Positive-stranded (+)RNA viruses replicate inside cells and depend on many co-opted cellular factors to complete their infection cycle. These viruses build elaborate membranous viral replication compartments, consisting of viral replication proteins, viral RNAs and recruited host factors, in the cytosol of the infected cells. The hijacked host factors participate in all steps of RNA virus replication, including the assembly of membrane-bound viral replicase complexes (VRCs), viral RNA-dependent RNA polymerase (RdRp) activation and viral RNA synthesis. The growing list of co-opted host factors facilitating VRC assembly includes translation initiation and elongation factors, protein chaperones, RNA-modifying enzymes, SNARE and ESCRT proteins, actin network, and lipids [1–9]. Many (+)RNA viruses extensively rewire metabolic pathways, remodel subcellular membranes and take advantage of intracellular trafficking.

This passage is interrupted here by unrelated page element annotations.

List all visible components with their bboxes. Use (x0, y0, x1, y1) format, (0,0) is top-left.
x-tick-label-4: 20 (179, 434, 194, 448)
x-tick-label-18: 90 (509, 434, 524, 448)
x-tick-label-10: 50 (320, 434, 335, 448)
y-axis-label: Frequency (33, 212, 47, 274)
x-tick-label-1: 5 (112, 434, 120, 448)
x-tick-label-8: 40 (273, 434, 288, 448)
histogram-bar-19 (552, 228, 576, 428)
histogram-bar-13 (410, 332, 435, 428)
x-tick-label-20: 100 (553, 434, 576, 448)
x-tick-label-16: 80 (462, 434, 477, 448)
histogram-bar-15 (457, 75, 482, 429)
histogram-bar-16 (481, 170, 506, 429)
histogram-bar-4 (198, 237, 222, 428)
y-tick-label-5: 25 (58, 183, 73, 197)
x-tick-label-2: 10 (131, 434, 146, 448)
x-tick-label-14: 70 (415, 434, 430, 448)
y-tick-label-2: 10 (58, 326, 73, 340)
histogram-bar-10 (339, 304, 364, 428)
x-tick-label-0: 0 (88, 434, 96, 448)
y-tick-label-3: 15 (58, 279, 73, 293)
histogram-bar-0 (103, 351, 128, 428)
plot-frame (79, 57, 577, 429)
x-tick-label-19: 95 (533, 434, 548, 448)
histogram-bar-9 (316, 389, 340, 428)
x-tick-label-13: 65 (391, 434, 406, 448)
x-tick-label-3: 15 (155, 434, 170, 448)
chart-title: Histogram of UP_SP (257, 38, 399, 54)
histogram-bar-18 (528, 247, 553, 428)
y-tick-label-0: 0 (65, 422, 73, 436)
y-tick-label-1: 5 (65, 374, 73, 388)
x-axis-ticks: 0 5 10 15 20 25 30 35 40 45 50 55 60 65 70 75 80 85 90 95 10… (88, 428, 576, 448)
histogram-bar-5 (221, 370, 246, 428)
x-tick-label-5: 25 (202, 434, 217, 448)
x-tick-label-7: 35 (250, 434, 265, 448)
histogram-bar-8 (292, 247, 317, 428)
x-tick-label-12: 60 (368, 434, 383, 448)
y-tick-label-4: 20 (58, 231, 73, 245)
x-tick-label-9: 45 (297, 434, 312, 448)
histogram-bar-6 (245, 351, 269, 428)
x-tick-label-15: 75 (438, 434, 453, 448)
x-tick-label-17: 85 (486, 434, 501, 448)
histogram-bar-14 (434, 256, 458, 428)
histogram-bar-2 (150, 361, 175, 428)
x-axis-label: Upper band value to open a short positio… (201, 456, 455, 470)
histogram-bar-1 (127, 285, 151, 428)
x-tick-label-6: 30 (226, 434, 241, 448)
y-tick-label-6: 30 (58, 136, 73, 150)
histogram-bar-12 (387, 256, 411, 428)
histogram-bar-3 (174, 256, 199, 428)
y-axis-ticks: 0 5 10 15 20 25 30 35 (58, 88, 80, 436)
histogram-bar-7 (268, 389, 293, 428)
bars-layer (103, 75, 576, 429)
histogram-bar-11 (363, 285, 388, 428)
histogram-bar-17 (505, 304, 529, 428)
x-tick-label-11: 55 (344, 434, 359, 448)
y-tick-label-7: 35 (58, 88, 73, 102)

DEAD-box RNA helicases are the most numerous among RNA helicases [33,37]. They are involved in all facets of RNA processes in cells. RNA viruses and retroviruses also usurp several DEAD-box helicases to facilitate their replication and other viral processes during infection [70,71]. However, the host also deploys DEAD-box helicases to inhibit RNA virus replication [70,72]. Accordingly, in this work we present several pieces of evidence that the DDX17-like RH30 DEAD-box helicase restricts tombusvirus replication, including the peroxisomal replicating TBSV and CNV and the mitochondrial-replicating CIRV in yeast and plants, and the more distantly related TCV and RCNMV and the unrelated TMV in plants. On the contrary, knock-down of RH30 enhances the replication of these three tombusviruses in N. benthamiana or the related TCV in RH30 knock-out lines of Arabidopsis. On the other hand, the helicase core mutant RH30 can only partially inhibit tombusvirus replication in plants or in vitro, suggesting that the helicase function of RH30 is needed for its full antiviral activity.